Ai Image To Video Deep
PassAudited by ClawScan on May 10, 2026.
Overview
This appears to be a coherent cloud image-to-video skill, with the main caveat that selected media and prompts are sent to NemoVideo using a token-backed session.
Install only if you are comfortable with NemoVideo receiving the media and prompts you choose to process. Use a dedicated token if possible, avoid uploading sensitive images unless you trust the provider's policies, and ask the agent to confirm uploads, renders, exports, or credit use when you want more control.
Findings (5)
Artifact-based informational review of SKILL.md, metadata, install specs, static scan signals, and capability signals. ClawScan does not execute the skill or run runtime probes.
It may be harder for a user to verify who maintains the skill or assess the provider before uploading media.
The skill has limited publisher/provenance information even though it integrates with an external cloud service.
Source: unknown; Homepage: none
Verify that you trust the skill publisher and NemoVideo service before uploading private or valuable content.

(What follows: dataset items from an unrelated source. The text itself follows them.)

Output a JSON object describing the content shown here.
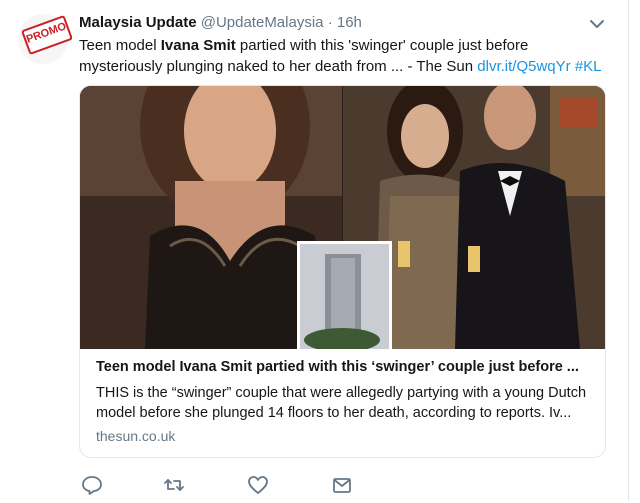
{
  "tweet": {
    "promo_label": "PROMO",
    "display_name": "Malaysia Update",
    "handle": "@UpdateMalaysia",
    "separator": "·",
    "time": "16h",
    "text": {
      "part1": "Teen model ",
      "bold": "Ivana Smit",
      "part2": " partied with this 'swinger' couple just before mysteriously plunging naked to her death from ... - The Sun ",
      "link": "dlvr.it/Q5wqYr",
      "space": " ",
      "hashtag": "#KL"
    }
  },
  "card": {
    "title": "Teen model Ivana Smit partied with this ‘swinger’ couple just before ...",
    "description": "THIS is the “swinger” couple that were allegedly partying with a young Dutch model before she plunged 14 floors to her death, according to reports. Iv...",
    "domain": "thesun.co.uk"
  },
  "icons": {
    "avatar": "promo-stamp-avatar",
    "caret": "chevron-down-icon",
    "reply": "reply-icon",
    "retweet": "retweet-icon",
    "like": "heart-icon",
    "dm": "envelope-icon"
  },
  "colors": {
    "link": "#1b95e0",
    "secondary_text": "#657786",
    "border": "#e1e8ed",
    "promo_red": "#cc2027"
  }
}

The token can authorize actions in the NemoVideo backend, such as creating sessions, uploads, edits, renders, and credit checks.
The skill uses a bearer token or creates an anonymous token to authorize API sessions and rendering workflows.
If `NEMO_TOKEN` is in the environment, use it directly... Otherwise, acquire a free starter token... Every API call needs `Authorization: Bearer <NEMO_TOKEN>`
Use a dedicated token when possible, keep it private, and revoke or rotate it if you no longer trust the skill or service.
Images, media, prompts, and generated outputs may leave the local environment and be processed or stored by the provider.
User-selected files, URLs, prompts, and session data are sent to a third-party cloud API for processing.
**API base**: `https://mega-api-prod.nemovideo.ai` ... **Upload**: POST `/api/upload-video/nemo_agent/me/<sid>` — file: multipart
Only upload content you are comfortable sending to NemoVideo, and review the provider's privacy/retention terms for sensitive media.
During an editing/rendering task, the agent may perform provider-side workflow actions without separately explaining each internal API step.
The skill instructs the agent to convert backend GUI-style text into additional API actions, rather than only displaying those instructions to the user.
Backend says ... 'click [button]' ... Execute via API ... 'Export button' ... Execute export workflow
Ask the agent to confirm uploads, generation, exports, or credit-affecting actions if you want more explicit control.
A render job may continue or become hard to track after the user closes the session.
Provider-side render jobs can outlive the active chat/tab if they are started and then abandoned.
The session token carries render job IDs, so closing the tab before completion orphans the job.
Avoid starting unwanted jobs, wait for completion when possible, and ask whether cancellation or cleanup is available.